Sur ces terres qu’il colonise, le Viêt-nam découvre la civilisation indienne, et sa puissance d’assimilation y trouve une nouvelle source d’enrichissement pour sa propre culture. Le sentiment national s’affermit, qui se double d’un dégagement de l’emprise du chinois. La littérature nationale gagne en crédit parmi les lettrés, en faveur dans la population. La plupart des chefs-d’œuvre en « nom » paraissent au cours des xviiie et xixe s.

La colonisation française provoque une véritable révolution. Une nouvelle écriture, imaginée par les missionnaires et mise au point par Alexandre de Rhodes vers 1650, se répand largement et rapidement. C’est le « quôc-ngu », ou écriture romanisée. Favorisée par l’occupant, remarquée par sa facilité, elle se voit adoptée par l’ensemble des auteurs, et les caractères « nôm » sont abandonnés définitivement. Une nouvelle littérature prend forme, à l’image des modèles occidentaux. Ne négligeant aucun genre, elle frappe par sa richesse, que les événements concourent encore à étendre.


La littérature populaire

On ne peut parler de littérature vietnamienne sans faire une place à part aux contes et légendes, aux dictons et proverbes, aux chansons populaires, qui, s’accumulant de génération en génération, constituent un fonds dont l’étude s’impose pour la connaissance de l’âme du pays.

Contes et légendes puisent leur inspiration aux sources les plus diverses, particulièrement variées en ce point de rencontre de la Chine et de l’Inde : écrits chinois plus ou moins remaniés, récits religieux et plus spécialement bouddhiques, faits et personnages historiques, lieux géographiques, hommes et animaux, us et coutumes. Chaque région s’y présente avec ses propres traits, enjolivés volontiers de merveilleux.

Dictons et proverbes émanent des multiples manifestations de la vie courante. Là se découvrent l’intelligence, la finesse d’observation, l’ironie parfois mordante, l’esprit moralisateur du Vietnamien, son goût aussi pour le beau langage.
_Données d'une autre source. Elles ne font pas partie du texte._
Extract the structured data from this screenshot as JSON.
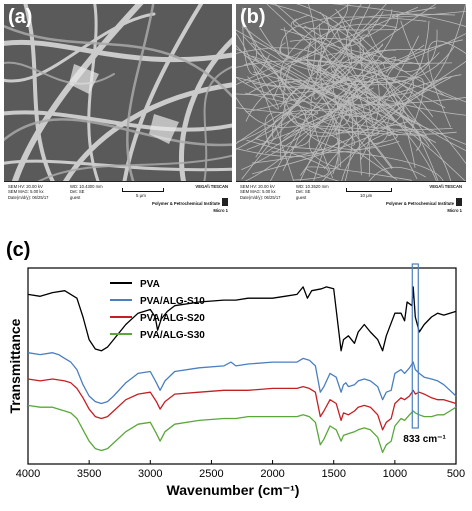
{
  "panel_a": {
    "letter": "(a)",
    "info_lines_left": [
      "SEM HV: 20.00 kV",
      "SEM MAG: 5.00 kx",
      "Date(m/d/y): 06/25/17"
    ],
    "info_lines_mid": [
      "WD: 10.4300 mm",
      "Det: SE",
      "guest"
    ],
    "scale_label": "5 μm",
    "brand": "VEGA\\\\ TESCAN",
    "institute": "Polymer & Petrochemical Institute",
    "micro": "Micro 1"
  },
  "panel_b": {
    "letter": "(b)",
    "info_lines_left": [
      "SEM HV: 20.00 kV",
      "SEM MAG: 5.00 kx",
      "Date(m/d/y): 06/25/17"
    ],
    "info_lines_mid": [
      "WD: 10.3520 mm",
      "Det: SE",
      "guest"
    ],
    "scale_label": "10 μm",
    "brand": "VEGA\\\\ TESCAN",
    "institute": "Polymer & Petrochemical Institute",
    "micro": "Micro 1"
  },
  "panel_c_letter": "(c)",
  "chart_data": {
    "type": "line",
    "xlabel": "Wavenumber (cm⁻¹)",
    "ylabel": "Transmittance",
    "x_ticks": [
      4000,
      3500,
      3000,
      2500,
      2000,
      1500,
      1000,
      500
    ],
    "xlim": [
      4000,
      500
    ],
    "x_reversed": true,
    "annotation": "833 cm⁻¹",
    "annotation_x": 833,
    "series": [
      {
        "name": "PVA",
        "color": "#000000",
        "points": [
          [
            4000,
            0.82
          ],
          [
            3900,
            0.81
          ],
          [
            3800,
            0.83
          ],
          [
            3700,
            0.84
          ],
          [
            3650,
            0.82
          ],
          [
            3600,
            0.8
          ],
          [
            3550,
            0.7
          ],
          [
            3500,
            0.58
          ],
          [
            3450,
            0.53
          ],
          [
            3400,
            0.52
          ],
          [
            3350,
            0.54
          ],
          [
            3300,
            0.58
          ],
          [
            3200,
            0.66
          ],
          [
            3100,
            0.72
          ],
          [
            3000,
            0.74
          ],
          [
            2960,
            0.7
          ],
          [
            2940,
            0.63
          ],
          [
            2910,
            0.69
          ],
          [
            2860,
            0.73
          ],
          [
            2800,
            0.76
          ],
          [
            2600,
            0.78
          ],
          [
            2400,
            0.79
          ],
          [
            2300,
            0.79
          ],
          [
            2200,
            0.8
          ],
          [
            2100,
            0.8
          ],
          [
            2000,
            0.8
          ],
          [
            1900,
            0.81
          ],
          [
            1800,
            0.82
          ],
          [
            1750,
            0.86
          ],
          [
            1715,
            0.8
          ],
          [
            1680,
            0.84
          ],
          [
            1600,
            0.85
          ],
          [
            1560,
            0.86
          ],
          [
            1500,
            0.85
          ],
          [
            1440,
            0.52
          ],
          [
            1420,
            0.58
          ],
          [
            1380,
            0.6
          ],
          [
            1330,
            0.56
          ],
          [
            1300,
            0.62
          ],
          [
            1250,
            0.66
          ],
          [
            1200,
            0.62
          ],
          [
            1140,
            0.58
          ],
          [
            1100,
            0.52
          ],
          [
            1070,
            0.6
          ],
          [
            1000,
            0.72
          ],
          [
            950,
            0.72
          ],
          [
            920,
            0.68
          ],
          [
            900,
            0.78
          ],
          [
            860,
            0.76
          ],
          [
            850,
            0.86
          ],
          [
            833,
            0.7
          ],
          [
            800,
            0.62
          ],
          [
            760,
            0.66
          ],
          [
            700,
            0.7
          ],
          [
            650,
            0.72
          ],
          [
            600,
            0.71
          ],
          [
            550,
            0.72
          ],
          [
            500,
            0.73
          ]
        ]
      },
      {
        "name": "PVA/ALG-S10",
        "color": "#4a7fc0",
        "points": [
          [
            4000,
            0.51
          ],
          [
            3900,
            0.5
          ],
          [
            3800,
            0.51
          ],
          [
            3750,
            0.5
          ],
          [
            3700,
            0.48
          ],
          [
            3650,
            0.46
          ],
          [
            3600,
            0.42
          ],
          [
            3550,
            0.34
          ],
          [
            3500,
            0.28
          ],
          [
            3450,
            0.25
          ],
          [
            3400,
            0.24
          ],
          [
            3350,
            0.25
          ],
          [
            3300,
            0.28
          ],
          [
            3200,
            0.35
          ],
          [
            3100,
            0.4
          ],
          [
            3000,
            0.41
          ],
          [
            2950,
            0.35
          ],
          [
            2920,
            0.31
          ],
          [
            2880,
            0.36
          ],
          [
            2800,
            0.41
          ],
          [
            2600,
            0.43
          ],
          [
            2400,
            0.44
          ],
          [
            2340,
            0.46
          ],
          [
            2300,
            0.44
          ],
          [
            2200,
            0.45
          ],
          [
            2000,
            0.46
          ],
          [
            1900,
            0.46
          ],
          [
            1800,
            0.46
          ],
          [
            1750,
            0.48
          ],
          [
            1700,
            0.47
          ],
          [
            1650,
            0.44
          ],
          [
            1610,
            0.3
          ],
          [
            1580,
            0.33
          ],
          [
            1530,
            0.4
          ],
          [
            1480,
            0.38
          ],
          [
            1440,
            0.3
          ],
          [
            1420,
            0.34
          ],
          [
            1400,
            0.35
          ],
          [
            1380,
            0.33
          ],
          [
            1330,
            0.34
          ],
          [
            1300,
            0.36
          ],
          [
            1250,
            0.37
          ],
          [
            1200,
            0.36
          ],
          [
            1140,
            0.33
          ],
          [
            1100,
            0.26
          ],
          [
            1070,
            0.3
          ],
          [
            1030,
            0.31
          ],
          [
            1000,
            0.4
          ],
          [
            950,
            0.42
          ],
          [
            920,
            0.4
          ],
          [
            880,
            0.43
          ],
          [
            850,
            0.46
          ],
          [
            833,
            0.42
          ],
          [
            800,
            0.4
          ],
          [
            760,
            0.38
          ],
          [
            700,
            0.37
          ],
          [
            650,
            0.36
          ],
          [
            600,
            0.34
          ],
          [
            550,
            0.31
          ],
          [
            500,
            0.28
          ]
        ]
      },
      {
        "name": "PVA/ALG-S20",
        "color": "#c42024",
        "points": [
          [
            4000,
            0.37
          ],
          [
            3900,
            0.36
          ],
          [
            3800,
            0.37
          ],
          [
            3700,
            0.36
          ],
          [
            3650,
            0.35
          ],
          [
            3600,
            0.32
          ],
          [
            3550,
            0.27
          ],
          [
            3500,
            0.21
          ],
          [
            3450,
            0.17
          ],
          [
            3400,
            0.16
          ],
          [
            3350,
            0.17
          ],
          [
            3300,
            0.2
          ],
          [
            3200,
            0.26
          ],
          [
            3100,
            0.29
          ],
          [
            3000,
            0.3
          ],
          [
            2950,
            0.25
          ],
          [
            2920,
            0.21
          ],
          [
            2880,
            0.25
          ],
          [
            2800,
            0.29
          ],
          [
            2600,
            0.3
          ],
          [
            2400,
            0.31
          ],
          [
            2300,
            0.31
          ],
          [
            2200,
            0.31
          ],
          [
            2000,
            0.32
          ],
          [
            1900,
            0.32
          ],
          [
            1800,
            0.32
          ],
          [
            1750,
            0.33
          ],
          [
            1700,
            0.32
          ],
          [
            1650,
            0.3
          ],
          [
            1610,
            0.17
          ],
          [
            1580,
            0.2
          ],
          [
            1530,
            0.26
          ],
          [
            1480,
            0.24
          ],
          [
            1440,
            0.15
          ],
          [
            1420,
            0.19
          ],
          [
            1380,
            0.18
          ],
          [
            1330,
            0.2
          ],
          [
            1300,
            0.22
          ],
          [
            1250,
            0.23
          ],
          [
            1200,
            0.22
          ],
          [
            1140,
            0.18
          ],
          [
            1100,
            0.1
          ],
          [
            1070,
            0.14
          ],
          [
            1030,
            0.16
          ],
          [
            1000,
            0.24
          ],
          [
            950,
            0.27
          ],
          [
            920,
            0.26
          ],
          [
            880,
            0.28
          ],
          [
            850,
            0.31
          ],
          [
            833,
            0.29
          ],
          [
            800,
            0.3
          ],
          [
            760,
            0.29
          ],
          [
            700,
            0.27
          ],
          [
            650,
            0.26
          ],
          [
            600,
            0.26
          ],
          [
            550,
            0.25
          ],
          [
            500,
            0.24
          ]
        ]
      },
      {
        "name": "PVA/ALG-S30",
        "color": "#5aa83a",
        "points": [
          [
            4000,
            0.23
          ],
          [
            3900,
            0.22
          ],
          [
            3800,
            0.22
          ],
          [
            3700,
            0.2
          ],
          [
            3650,
            0.19
          ],
          [
            3600,
            0.16
          ],
          [
            3550,
            0.1
          ],
          [
            3500,
            0.04
          ],
          [
            3450,
            0.0
          ],
          [
            3400,
            -0.01
          ],
          [
            3350,
            0.0
          ],
          [
            3300,
            0.03
          ],
          [
            3200,
            0.09
          ],
          [
            3100,
            0.13
          ],
          [
            3000,
            0.14
          ],
          [
            2950,
            0.08
          ],
          [
            2920,
            0.04
          ],
          [
            2880,
            0.09
          ],
          [
            2800,
            0.13
          ],
          [
            2600,
            0.15
          ],
          [
            2400,
            0.16
          ],
          [
            2300,
            0.16
          ],
          [
            2200,
            0.17
          ],
          [
            2000,
            0.17
          ],
          [
            1900,
            0.17
          ],
          [
            1800,
            0.17
          ],
          [
            1750,
            0.18
          ],
          [
            1700,
            0.17
          ],
          [
            1650,
            0.14
          ],
          [
            1610,
            0.02
          ],
          [
            1580,
            0.05
          ],
          [
            1530,
            0.12
          ],
          [
            1480,
            0.1
          ],
          [
            1440,
            0.04
          ],
          [
            1420,
            0.07
          ],
          [
            1380,
            0.08
          ],
          [
            1330,
            0.09
          ],
          [
            1300,
            0.1
          ],
          [
            1250,
            0.11
          ],
          [
            1200,
            0.1
          ],
          [
            1140,
            0.06
          ],
          [
            1100,
            -0.02
          ],
          [
            1070,
            0.02
          ],
          [
            1030,
            0.04
          ],
          [
            1000,
            0.12
          ],
          [
            950,
            0.16
          ],
          [
            920,
            0.15
          ],
          [
            880,
            0.18
          ],
          [
            850,
            0.2
          ],
          [
            833,
            0.19
          ],
          [
            800,
            0.18
          ],
          [
            760,
            0.17
          ],
          [
            700,
            0.17
          ],
          [
            650,
            0.18
          ],
          [
            600,
            0.18
          ],
          [
            550,
            0.2
          ],
          [
            500,
            0.22
          ]
        ]
      }
    ]
  }
}
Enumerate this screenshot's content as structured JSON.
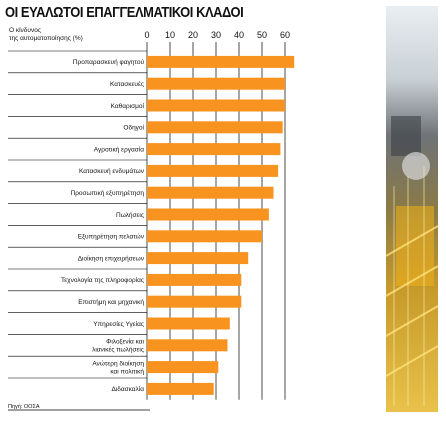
{
  "chart_data": {
    "type": "bar",
    "orientation": "horizontal",
    "title": "ΟΙ ΕΥΑΛΩΤΟΙ ΕΠΑΓΓΕΛΜΑΤΙΚΟΙ ΚΛΑΔΟΙ",
    "subtitle_lines": [
      "Ο κίνδυνος",
      "της αυτοματοποίησης (%)"
    ],
    "source": "Πηγή: ΟΟΣΑ",
    "xlim": [
      0,
      65
    ],
    "xticks": [
      0,
      10,
      20,
      30,
      40,
      50,
      60
    ],
    "grid": true,
    "bar_color": "#f7931e",
    "categories": [
      [
        "Προπαρασκευή φαγητού"
      ],
      [
        "Κατασκευές"
      ],
      [
        "Καθαρισμοί"
      ],
      [
        "Οδηγοί"
      ],
      [
        "Αγροτική εργασία"
      ],
      [
        "Κατασκευή ενδυμάτων"
      ],
      [
        "Προσωπική εξυπηρέτηση"
      ],
      [
        "Πωλήσεις"
      ],
      [
        "Εξυπηρέτηση πελατών"
      ],
      [
        "Διοίκηση επιχειρήσεων"
      ],
      [
        "Τεχνολογία της πληροφορίας"
      ],
      [
        "Επιστήμη και μηχανική"
      ],
      [
        "Υπηρεσίες Υγείας"
      ],
      [
        "Φιλοξενία και",
        "λιανικές πωλήσεις"
      ],
      [
        "Ανώτερη διοίκηση",
        "και πολιτική"
      ],
      [
        "Διδασκαλία"
      ]
    ],
    "values": [
      64,
      60,
      60,
      59,
      58,
      57,
      55,
      53,
      50,
      44,
      41,
      41,
      36,
      35,
      31,
      29
    ]
  }
}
Les conversations ne manquent jamais de puiser dans ces textes courts et plaisants pour ajouter à l’élégance du style, à la force du raisonnement et mieux entraîner ainsi l’assentiment de l’auditeur.

Ces éléments se retrouvent tous dans les chansons populaires, qui, sous les formes poétiques les plus variées, s’adressent à tous les âges, à tous les actes de la vie privée, à tous les aspects de la vie publique : berceuses, humbles chansons des gens de métier, couplets nostalgiques des bateliers, compositions plus recherchées des « troubadours ». Là, plus encore, peut-être, qu’ailleurs, se manifeste le goût d’une morale sociale dont on abreuve l’enfant dès sa plus tendre enfance.

Plusieurs recueils en caractères « nom » rassemblent déjà, au xixe s., beaucoup de ces textes populaires. Plus nombreux sont les ouvrages modernes, en écriture romanisée, que viennent doubler les travaux en français. Mais la masse des documents à rassembler encore demeure considérable. L’ensemble frappe par la précision de la pensée, la clarté de l’expression, l’absence des notations abstraites. Les idées s’illustrent des images les plus banales, mais s’y ajoutent des pointes d’humour, des traits de moquerie, qui soulignent l’intérêt, amusent et instruisent. La langue reprend le vocabulaire de tous les jours, avec des mots dont la musique, agréable à l’oreille, favorise la mémoire et dont l’habile ordonnancement ajoute à l’harmonie et au plaisir de la déclamation.